Published in partnership with EY, the report – “Putting the circular economy into motion: From barriers to opportunities” – highlights the significant obstacles companies encounter when transitioning to circular business models that could otherwise deliver significant environmental, reputational and financial gains.
The circular economy is intended to maximise resource efficiency and minimise environmental impact by promoting continuous use, reuse and recycling of materials and products. But the study concludes that existing regulatory systems are not fit for purpose in enabling such approaches at scale – largely as a result of significant inconsistencies in national environmental laws and regulations that remain based on linear models of production and consumption.
Learn more on the circular economy and download the full report
Regulatory barriers highlighted by the report include:
- Complex and fragmented import and export processes for secondary materials which create significant compliance and operational costs.
- Lack of a common international standard for “remanufactured” products.
- Customs systems that do not accommodate reverse logistics.
- No recognition of circular approaches under the 1989 Basel Convention on hazardous waste.
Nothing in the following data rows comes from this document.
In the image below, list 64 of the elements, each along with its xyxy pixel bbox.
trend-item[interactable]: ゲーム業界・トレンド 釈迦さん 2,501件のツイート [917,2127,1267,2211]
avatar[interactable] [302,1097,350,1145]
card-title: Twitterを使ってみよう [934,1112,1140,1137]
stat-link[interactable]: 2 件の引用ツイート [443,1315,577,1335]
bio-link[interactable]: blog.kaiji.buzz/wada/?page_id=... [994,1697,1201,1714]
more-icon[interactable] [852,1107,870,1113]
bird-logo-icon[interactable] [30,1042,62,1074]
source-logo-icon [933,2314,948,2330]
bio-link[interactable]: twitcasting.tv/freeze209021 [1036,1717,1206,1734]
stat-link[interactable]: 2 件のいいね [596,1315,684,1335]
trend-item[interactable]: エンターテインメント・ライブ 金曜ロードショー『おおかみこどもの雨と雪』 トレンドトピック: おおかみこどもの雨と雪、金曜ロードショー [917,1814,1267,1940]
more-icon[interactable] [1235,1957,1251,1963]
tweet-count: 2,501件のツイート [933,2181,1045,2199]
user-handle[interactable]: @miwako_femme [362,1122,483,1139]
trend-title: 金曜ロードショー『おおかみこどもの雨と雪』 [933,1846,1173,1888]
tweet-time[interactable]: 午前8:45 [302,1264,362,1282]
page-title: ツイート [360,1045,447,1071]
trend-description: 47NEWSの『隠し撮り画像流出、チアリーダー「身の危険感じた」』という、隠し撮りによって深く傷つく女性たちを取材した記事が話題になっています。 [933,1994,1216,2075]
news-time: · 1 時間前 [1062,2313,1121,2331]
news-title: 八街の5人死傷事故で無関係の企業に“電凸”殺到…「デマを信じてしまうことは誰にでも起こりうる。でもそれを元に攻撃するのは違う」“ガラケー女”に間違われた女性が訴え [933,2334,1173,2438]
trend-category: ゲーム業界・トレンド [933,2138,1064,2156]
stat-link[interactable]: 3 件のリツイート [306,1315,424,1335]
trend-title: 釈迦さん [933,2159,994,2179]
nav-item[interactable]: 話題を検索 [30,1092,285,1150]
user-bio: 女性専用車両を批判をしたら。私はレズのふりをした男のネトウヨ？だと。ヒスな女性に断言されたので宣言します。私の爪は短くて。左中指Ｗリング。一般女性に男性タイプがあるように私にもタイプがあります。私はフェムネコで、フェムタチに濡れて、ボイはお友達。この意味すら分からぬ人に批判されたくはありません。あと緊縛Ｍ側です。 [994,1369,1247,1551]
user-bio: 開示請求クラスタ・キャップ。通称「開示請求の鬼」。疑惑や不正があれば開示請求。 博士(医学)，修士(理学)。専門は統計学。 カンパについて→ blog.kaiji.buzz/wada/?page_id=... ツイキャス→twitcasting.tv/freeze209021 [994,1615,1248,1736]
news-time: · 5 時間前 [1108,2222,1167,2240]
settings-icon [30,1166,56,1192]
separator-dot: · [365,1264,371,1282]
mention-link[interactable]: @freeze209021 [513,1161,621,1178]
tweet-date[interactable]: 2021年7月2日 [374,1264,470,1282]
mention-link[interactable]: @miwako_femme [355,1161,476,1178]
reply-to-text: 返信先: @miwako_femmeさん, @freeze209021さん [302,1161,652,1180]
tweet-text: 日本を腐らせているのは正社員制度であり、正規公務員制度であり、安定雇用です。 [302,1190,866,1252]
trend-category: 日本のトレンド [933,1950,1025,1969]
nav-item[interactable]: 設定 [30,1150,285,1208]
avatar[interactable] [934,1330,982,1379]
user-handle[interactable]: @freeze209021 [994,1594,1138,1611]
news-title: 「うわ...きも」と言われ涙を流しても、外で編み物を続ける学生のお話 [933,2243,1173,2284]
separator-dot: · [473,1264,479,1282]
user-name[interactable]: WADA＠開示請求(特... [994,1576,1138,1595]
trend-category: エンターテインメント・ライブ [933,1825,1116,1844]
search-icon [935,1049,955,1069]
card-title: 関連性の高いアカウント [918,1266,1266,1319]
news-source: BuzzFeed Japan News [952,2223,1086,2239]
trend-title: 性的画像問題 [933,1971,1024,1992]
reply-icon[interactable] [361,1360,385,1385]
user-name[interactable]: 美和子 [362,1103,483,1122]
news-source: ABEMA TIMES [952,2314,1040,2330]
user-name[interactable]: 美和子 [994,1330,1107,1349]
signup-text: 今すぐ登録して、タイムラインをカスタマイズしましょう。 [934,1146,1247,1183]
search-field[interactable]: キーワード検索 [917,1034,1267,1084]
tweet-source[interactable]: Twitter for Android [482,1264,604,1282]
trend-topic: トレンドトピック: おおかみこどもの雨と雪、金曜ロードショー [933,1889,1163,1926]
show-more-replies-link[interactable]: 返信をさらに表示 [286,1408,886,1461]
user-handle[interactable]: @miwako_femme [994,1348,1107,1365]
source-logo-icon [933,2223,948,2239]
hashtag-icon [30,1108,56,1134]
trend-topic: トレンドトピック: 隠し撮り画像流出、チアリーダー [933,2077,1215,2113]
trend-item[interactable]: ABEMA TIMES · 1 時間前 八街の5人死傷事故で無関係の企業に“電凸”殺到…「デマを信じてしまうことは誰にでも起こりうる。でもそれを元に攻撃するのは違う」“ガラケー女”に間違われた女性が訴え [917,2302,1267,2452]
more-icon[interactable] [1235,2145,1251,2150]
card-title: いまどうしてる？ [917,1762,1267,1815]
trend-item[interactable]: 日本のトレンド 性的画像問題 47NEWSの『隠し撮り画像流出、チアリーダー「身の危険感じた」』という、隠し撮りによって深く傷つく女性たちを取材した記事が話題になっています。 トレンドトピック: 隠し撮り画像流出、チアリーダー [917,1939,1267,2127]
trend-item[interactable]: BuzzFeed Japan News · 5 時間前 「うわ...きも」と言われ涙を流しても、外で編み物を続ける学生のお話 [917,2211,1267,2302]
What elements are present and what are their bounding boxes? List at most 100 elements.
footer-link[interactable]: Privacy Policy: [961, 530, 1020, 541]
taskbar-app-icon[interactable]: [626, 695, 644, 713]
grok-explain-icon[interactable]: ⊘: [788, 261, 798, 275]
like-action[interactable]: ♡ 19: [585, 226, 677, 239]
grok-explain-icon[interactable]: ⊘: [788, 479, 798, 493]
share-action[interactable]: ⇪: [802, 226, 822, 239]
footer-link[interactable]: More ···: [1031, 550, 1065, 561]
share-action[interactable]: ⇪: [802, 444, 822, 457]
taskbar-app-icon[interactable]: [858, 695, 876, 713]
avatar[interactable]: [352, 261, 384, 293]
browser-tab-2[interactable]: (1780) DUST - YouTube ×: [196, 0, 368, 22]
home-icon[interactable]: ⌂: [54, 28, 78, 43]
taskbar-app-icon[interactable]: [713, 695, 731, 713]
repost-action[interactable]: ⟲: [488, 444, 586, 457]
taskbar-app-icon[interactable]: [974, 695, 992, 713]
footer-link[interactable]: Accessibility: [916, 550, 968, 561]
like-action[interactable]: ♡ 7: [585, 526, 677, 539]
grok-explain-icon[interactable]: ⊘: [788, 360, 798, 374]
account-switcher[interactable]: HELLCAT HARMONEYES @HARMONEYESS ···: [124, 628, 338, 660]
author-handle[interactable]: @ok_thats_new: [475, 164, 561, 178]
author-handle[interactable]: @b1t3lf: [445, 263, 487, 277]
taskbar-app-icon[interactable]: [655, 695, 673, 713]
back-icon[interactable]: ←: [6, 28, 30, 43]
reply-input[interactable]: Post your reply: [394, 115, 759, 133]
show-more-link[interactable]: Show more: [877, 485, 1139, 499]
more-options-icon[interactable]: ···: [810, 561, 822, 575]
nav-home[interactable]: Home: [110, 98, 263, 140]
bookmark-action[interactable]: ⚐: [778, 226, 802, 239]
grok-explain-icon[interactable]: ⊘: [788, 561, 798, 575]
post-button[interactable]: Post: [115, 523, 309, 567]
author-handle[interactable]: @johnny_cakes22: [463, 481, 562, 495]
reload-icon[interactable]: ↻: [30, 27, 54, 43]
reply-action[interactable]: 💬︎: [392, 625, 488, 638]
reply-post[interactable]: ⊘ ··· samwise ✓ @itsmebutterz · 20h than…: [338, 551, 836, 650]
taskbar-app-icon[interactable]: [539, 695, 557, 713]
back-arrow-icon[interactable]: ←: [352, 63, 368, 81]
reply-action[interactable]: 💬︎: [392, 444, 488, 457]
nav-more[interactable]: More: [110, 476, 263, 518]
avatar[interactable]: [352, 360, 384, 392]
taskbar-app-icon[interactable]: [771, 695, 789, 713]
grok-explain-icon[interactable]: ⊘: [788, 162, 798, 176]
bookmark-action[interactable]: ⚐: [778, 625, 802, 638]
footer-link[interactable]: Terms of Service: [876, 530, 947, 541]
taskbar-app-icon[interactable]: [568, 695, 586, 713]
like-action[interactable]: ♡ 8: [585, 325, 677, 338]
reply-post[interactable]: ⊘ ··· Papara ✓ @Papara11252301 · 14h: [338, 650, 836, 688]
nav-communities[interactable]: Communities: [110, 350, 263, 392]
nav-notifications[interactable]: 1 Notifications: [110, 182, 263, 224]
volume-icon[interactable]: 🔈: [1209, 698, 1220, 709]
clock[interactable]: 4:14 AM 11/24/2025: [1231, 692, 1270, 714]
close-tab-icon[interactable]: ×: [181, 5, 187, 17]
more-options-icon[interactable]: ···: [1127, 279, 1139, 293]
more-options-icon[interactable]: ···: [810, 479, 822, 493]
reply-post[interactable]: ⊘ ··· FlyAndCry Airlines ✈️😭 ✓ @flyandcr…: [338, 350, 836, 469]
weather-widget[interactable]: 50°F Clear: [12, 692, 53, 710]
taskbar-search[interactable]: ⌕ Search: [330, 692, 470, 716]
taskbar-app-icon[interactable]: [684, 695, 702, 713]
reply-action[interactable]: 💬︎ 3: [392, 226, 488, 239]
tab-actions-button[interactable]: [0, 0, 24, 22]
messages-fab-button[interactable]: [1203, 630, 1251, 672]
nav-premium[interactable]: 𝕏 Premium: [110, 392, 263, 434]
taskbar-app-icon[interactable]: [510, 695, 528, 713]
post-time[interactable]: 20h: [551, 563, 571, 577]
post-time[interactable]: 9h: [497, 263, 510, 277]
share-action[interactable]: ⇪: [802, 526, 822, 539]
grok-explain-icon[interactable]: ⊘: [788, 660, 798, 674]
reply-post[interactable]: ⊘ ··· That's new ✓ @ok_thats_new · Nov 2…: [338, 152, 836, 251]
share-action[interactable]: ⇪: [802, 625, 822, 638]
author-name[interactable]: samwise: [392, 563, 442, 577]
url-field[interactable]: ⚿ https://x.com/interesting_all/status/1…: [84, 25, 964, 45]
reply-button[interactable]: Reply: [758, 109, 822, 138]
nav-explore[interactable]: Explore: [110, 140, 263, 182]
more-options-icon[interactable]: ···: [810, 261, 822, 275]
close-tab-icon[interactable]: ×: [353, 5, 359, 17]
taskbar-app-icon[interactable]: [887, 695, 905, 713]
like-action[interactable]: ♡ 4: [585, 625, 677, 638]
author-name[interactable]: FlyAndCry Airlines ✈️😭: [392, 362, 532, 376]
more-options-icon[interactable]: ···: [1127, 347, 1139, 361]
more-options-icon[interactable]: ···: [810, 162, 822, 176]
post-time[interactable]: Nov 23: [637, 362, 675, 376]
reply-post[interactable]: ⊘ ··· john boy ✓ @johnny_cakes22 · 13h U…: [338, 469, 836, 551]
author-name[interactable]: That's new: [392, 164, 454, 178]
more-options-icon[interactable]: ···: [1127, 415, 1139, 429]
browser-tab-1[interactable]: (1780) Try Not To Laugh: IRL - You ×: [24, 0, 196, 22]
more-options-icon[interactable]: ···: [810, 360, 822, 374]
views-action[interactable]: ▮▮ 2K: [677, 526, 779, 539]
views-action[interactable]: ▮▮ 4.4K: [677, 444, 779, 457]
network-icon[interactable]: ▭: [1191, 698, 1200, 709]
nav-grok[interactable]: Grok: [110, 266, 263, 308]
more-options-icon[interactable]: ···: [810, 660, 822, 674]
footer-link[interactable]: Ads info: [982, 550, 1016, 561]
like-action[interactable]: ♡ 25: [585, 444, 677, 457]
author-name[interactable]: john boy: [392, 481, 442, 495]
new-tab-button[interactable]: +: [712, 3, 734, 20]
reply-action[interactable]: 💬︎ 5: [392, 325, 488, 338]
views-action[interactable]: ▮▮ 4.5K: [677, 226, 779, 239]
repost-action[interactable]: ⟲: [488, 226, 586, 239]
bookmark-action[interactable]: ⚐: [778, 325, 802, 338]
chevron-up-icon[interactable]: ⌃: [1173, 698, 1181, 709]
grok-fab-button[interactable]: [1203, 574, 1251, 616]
ICC Secretary General John W.H. Denton AO said:
“It’s certainly true that the shift to circular business models has been slower than many governments anticipated a decade ago. But that’s not surprising when you see that legacy regulations tilt the playing field against circularity – in effect, entrenching the dominance of the old model of extract, produce, consume and discard.
“We hope that our report can serve as a roadmap for clear and coordinated regulatory change – both at the domestic and international level – to put the circular economy firmly into motion. Reforming the Basel Convention to take into account the evolution of circular solutions and advances in technology is, in our view, an essential starting point for this effort.”
Based on an extensive series of interviews with businesses across a range of industries, the study also highlights a range of challenges companies face when looking to deploy circular approaches – from infrastructure gaps through to high upfront investment needs. It also pinpoints the need for a concerted effort to shift consumer perceptions and behaviour – including prevailing misconceptions about the quality of remanufactured, refurbished or recycled goods and materials.
Mark Weick, Managing Director, Climate Change and Sustainability Services at EY said:
“Circular economy is a systematic approach that requires collaboration from all stakeholders across the value chain within an enabling regulatory framework. Concerted cooperation will be pivotal to drive meaningful impact to reduce climate change effects.”
The report concludes with a number of broad recommendations to incentivize the uptake of circular business models – starting with the facilitation of cross-border trade in secondary materials.
Pär Larshans, Director of Sustainability, Ragn-Sells Group, and Co-Chair of ICC’s Working Group on Circular Economy added:
“The transition to a circular economy is much needed if we want to reach the ambitions set in the Paris Agreement, and to ensure that humanity reduces the risk of overshooting any of the planetary boundaries. With this report, ICC focuses on the need for circular transitions to move away from a minimised waste focus to a resource efficiency focus where a decontamination step is included to enable free trade of recycled materials.”